Hot-tempered Sergeant Nita Slowater and Lieutenant Michael Williams, a cop known to bend the rules, lead a team of renegade cops on a trail of mutilated bodies as they chase the Avenger. Can they stop the killer who has eluded three police departments before an innocent man dies?

Hard Road Home – Back Cover Blurb

When eleven-year-old Casanita Redner’s beloved grandfather is murdered, her life takes a drastic downward turn. Her mother’s drinking and drugging escalates then she brings home a man who destroys what little peace Cas has found. But Cas isn’t a normal child-victim. She’s a fighter. Bounced from home to the streets to foster homes and then back to the streets, Cas refuses to be a placid victim. When John Downing becomes her caseworker, Cas is drawn to him. He gets her like no one ever has, but is he savior or predator? In a world where manipulation, lies and violence; drugs and alcohol are rife, Cas loses her way. Can she find the path that will lead back to her grandmother’s Tsalagi Teachings? Can she find healing?


  1. Aya, your words resonant in my head…”books waited to transport me far from my despair” I took found solace in my reading and through it I found my own voice..putting pen to paper to help deal with pain and loss..stress and demons…telling a story to anyone or no one…doesn’t matter as long as the story gets out…thank you and I would love to read your books.


  2. This is the most amazing, inspiring, set your writer heart a blaze essay that I’ve ever read. Thank you for sharing your story.


  3. Parts of your life story resonate with my personal history. I would like to win your book, rather the first one mentioned, as Casanita’s story sounds like describing too much angst.


  4. A wonderfully written blog, Aya! This writer has a new writer to read. Can’t wait to dig into your books.
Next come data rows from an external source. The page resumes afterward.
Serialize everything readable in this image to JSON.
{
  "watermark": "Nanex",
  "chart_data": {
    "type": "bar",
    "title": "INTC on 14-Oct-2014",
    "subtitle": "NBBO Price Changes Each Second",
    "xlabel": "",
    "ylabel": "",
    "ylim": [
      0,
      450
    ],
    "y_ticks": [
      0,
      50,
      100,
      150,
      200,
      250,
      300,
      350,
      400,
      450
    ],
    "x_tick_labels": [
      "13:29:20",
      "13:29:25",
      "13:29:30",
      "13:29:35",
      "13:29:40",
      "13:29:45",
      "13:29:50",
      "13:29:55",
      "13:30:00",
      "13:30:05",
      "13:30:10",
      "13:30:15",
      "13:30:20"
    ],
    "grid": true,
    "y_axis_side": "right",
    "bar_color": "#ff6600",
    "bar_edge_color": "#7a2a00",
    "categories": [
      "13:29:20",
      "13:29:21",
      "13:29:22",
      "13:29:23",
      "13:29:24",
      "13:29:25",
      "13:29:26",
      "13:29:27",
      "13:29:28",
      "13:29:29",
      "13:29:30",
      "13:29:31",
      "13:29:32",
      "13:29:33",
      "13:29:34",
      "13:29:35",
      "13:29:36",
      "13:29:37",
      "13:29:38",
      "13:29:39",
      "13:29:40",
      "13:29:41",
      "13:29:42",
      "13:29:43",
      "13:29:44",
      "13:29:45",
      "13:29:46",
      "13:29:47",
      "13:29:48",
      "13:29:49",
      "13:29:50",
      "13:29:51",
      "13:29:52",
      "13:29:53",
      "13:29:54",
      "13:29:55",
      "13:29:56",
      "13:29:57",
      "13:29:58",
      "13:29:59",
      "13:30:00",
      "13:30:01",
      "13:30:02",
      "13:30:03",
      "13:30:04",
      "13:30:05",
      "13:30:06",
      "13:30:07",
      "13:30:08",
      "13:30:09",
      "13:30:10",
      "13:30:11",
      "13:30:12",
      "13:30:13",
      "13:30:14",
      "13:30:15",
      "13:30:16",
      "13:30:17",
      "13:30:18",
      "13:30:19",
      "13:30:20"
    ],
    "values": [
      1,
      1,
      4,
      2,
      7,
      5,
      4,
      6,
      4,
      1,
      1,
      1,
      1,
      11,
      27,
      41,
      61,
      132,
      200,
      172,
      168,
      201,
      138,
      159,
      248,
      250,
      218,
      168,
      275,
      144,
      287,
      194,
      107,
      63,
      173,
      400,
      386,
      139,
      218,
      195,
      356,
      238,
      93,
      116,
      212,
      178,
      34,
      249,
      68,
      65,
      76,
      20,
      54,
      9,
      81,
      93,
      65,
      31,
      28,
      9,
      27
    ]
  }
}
  5. Thank you for an excellent story. I could almost hear you speaking it, despite the interference of the computer interface. I look forward to reading your coming of age novels, in particular, because that is what my WIP is right now. I would write more, but my MC has just told me a new chapter, inspired by your words, and i must go write it down. Thanks again, Ona.


  6. Wonderful blog. I enjoyed reading it and imagining what the rest of the story was based on the back cover. Thanks.


  7. Murder mysteries are my favorite. Would love a chance to win a book. Thank you for the opportunity!


  8. Reblogged this on The Other Side and commented:
    I’ve been struggling with my own depression for the past several months, and I mean really struggling. In the past month and a half, I had given up the hope of ever being a writer and put away my work-in-progress. But reading this blog, stirred something in me and one of my main characters spoke to me. I had to go write down the story she told me. It became a new chapter in the WIP, the first in a very long time. The sacred obligations of the socially conscious writer moved me and I Hope they move you, too. Ona.